Nefes: Mutlu mu gözüküyorum? Baksana Tahir, mutlu muyum? Ben söyleyeyim, mutlu falan değilim. Yapma, duydun mu bunu yapma! Bana bağır çağır ama böyle bakma. O gözlerin böyle aptalca sorular sormasın. O gözlerin doğru diyen bu dilime inanmasın. O gözlerin bana, benim sana açtığım yüreğime inansın. Zaten nasıl sorabildin ki bu soruyu? Nasıl her şeyin bir yalan olduğunu düşündün? Nasıl sevgilim var sandın? Diyelim ki var gerçekten, neden geçmişin mühim değil diyemedin? Neden şu an karşında bulunan, sana yaralarını pür açık anlatan Nefes’den vazgeçtin? Dur söyleyeyim, bir mazim var çünkü. Birini sevemem bir daha dimi? Ama sana kötü bir haberim var, ben ilk kez anladın mı ilk kez sana açtım kendimi. Yüreğime bir bir özgürlük kuşlarını salarken sana dur demedim. Çünkü ben ilk kez birini düşledim. Ben senin için yaptım, senin için kabullendim bu oyunu. Bizi, olmayan bizi sen yaktın Tahir. Çok pişman olacaksın ama gel gör ki geç kalacaksın. Çünkü ben senin tarafından sürgün edilmiş olacağım.

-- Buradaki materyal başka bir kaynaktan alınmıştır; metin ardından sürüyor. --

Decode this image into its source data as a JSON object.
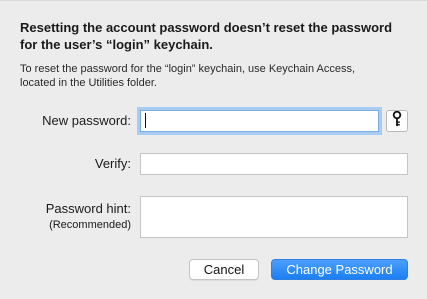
{
  "dialog": {
    "headline_line1": "Resetting the account password doesn’t reset the password",
    "headline_line2": "for the user’s “login” keychain.",
    "info_line1": "To reset the password for the “login” keychain, use Keychain Access,",
    "info_line2": "located in the Utilities folder."
  },
  "form": {
    "new_password_label": "New password:",
    "new_password_value": "",
    "verify_label": "Verify:",
    "verify_value": "",
    "hint_label": "Password hint:",
    "hint_sublabel": "(Recommended)",
    "hint_value": ""
  },
  "buttons": {
    "cancel": "Cancel",
    "change_password": "Change Password"
  },
  "icons": {
    "password_assistant": "key-icon"
  },
  "colors": {
    "primary_button": "#1a7ff4",
    "focus_ring": "#a9cdf2",
    "background": "#ececec"
  }
}
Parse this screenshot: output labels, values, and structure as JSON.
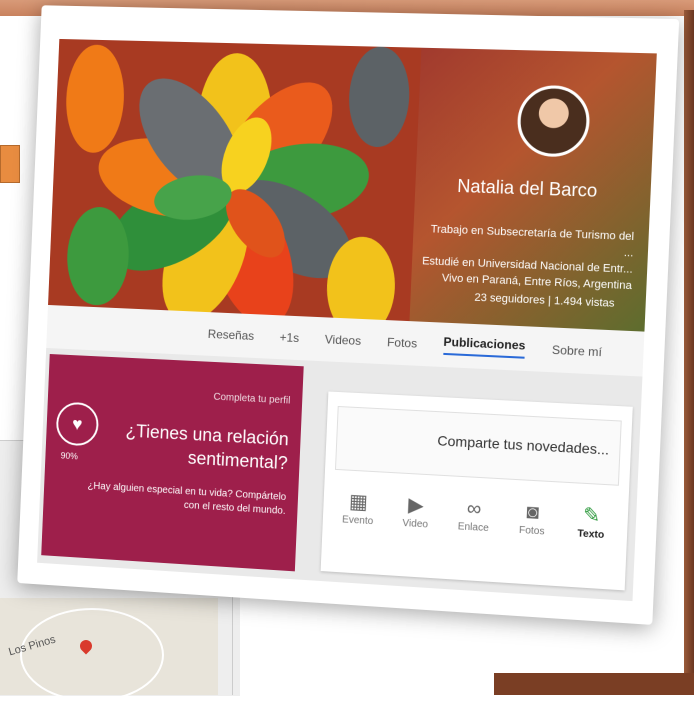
{
  "profile": {
    "name": "Natalia del Barco",
    "info": [
      "Trabajo en Subsecretaría de Turismo del ...",
      "Estudié en Universidad Nacional de Entr...",
      "Vivo en Paraná, Entre Ríos, Argentina"
    ],
    "stats": "23 seguidores | 1.494 vistas"
  },
  "tabs": [
    {
      "label": "Sobre mí"
    },
    {
      "label": "Publicaciones"
    },
    {
      "label": "Fotos"
    },
    {
      "label": "Videos"
    },
    {
      "label": "+1s"
    },
    {
      "label": "Reseñas"
    }
  ],
  "suggestion": {
    "kicker": "Completa tu perfil",
    "title": "¿Tienes una relación sentimental?",
    "subtitle": "¿Hay alguien especial en tu vida? Compártelo con el resto del mundo.",
    "percent": "90%"
  },
  "composer": {
    "placeholder": "Comparte tus novedades...",
    "actions": [
      {
        "label": "Texto",
        "icon": "pencil-icon"
      },
      {
        "label": "Fotos",
        "icon": "camera-icon"
      },
      {
        "label": "Enlace",
        "icon": "link-icon"
      },
      {
        "label": "Video",
        "icon": "video-icon"
      },
      {
        "label": "Evento",
        "icon": "calendar-icon"
      }
    ]
  },
  "map": {
    "label": "Los Pinos"
  },
  "colors": {
    "accent_tab": "#2a6ad8",
    "suggestion_bg": "#9e1f4b",
    "text_icon": "#2e9a3e"
  }
}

Sevgili Öykü Gürman’ın seslendirdiği “Kül Oldum”  parçası en çok buraya ve devamındaki söz sahnesine yakıştı. Bir yandan şarkının sözleri bir yandan da NefTah’ın zifiri karanlığa düşmüş bakışları bizi yerle bir etti. Bu sahne Deli Tahir’e öfkeyle solunan ilk sahne. Yeri ve hissettirdikleri apayrı anlayacağınız. Aydınlığa çıkarılmış bir kadın ve aynı aydınlık tarafından karanlığa tekrardan gönderilmiş bir kadının gizli feryadı bu sahne… Nefes Zorlu’nun bir liman iken, deniz olan Deli Tahir’e karşı ilk sessiz vedası bu… Sevdanın, sevda bağına tutunamadan kopuşun hikayesi burasıdır işte. Tahirle Nefes’in bu denli basit bir sevda hikayeleri olamayacağına bizi inandıran, harika oyunculuklar sergileyen sevgili İrem Helvacıoğlu’na ve Ulaş Tuna Astepe’ye teşekkürler. Bir yıl mı olur beş yıl sonra mı olur bilinmez ama tekrardan bu ikilinin bir araya gelmesi dileğiyle. Yorumlarınızı bekliyorum, bugünlük yolculuğumuz buraya kadar.

Hakiki Sen Anlat Karadeniz mazide haberiniz olsun, yeni yazılarda görüşmek üzere….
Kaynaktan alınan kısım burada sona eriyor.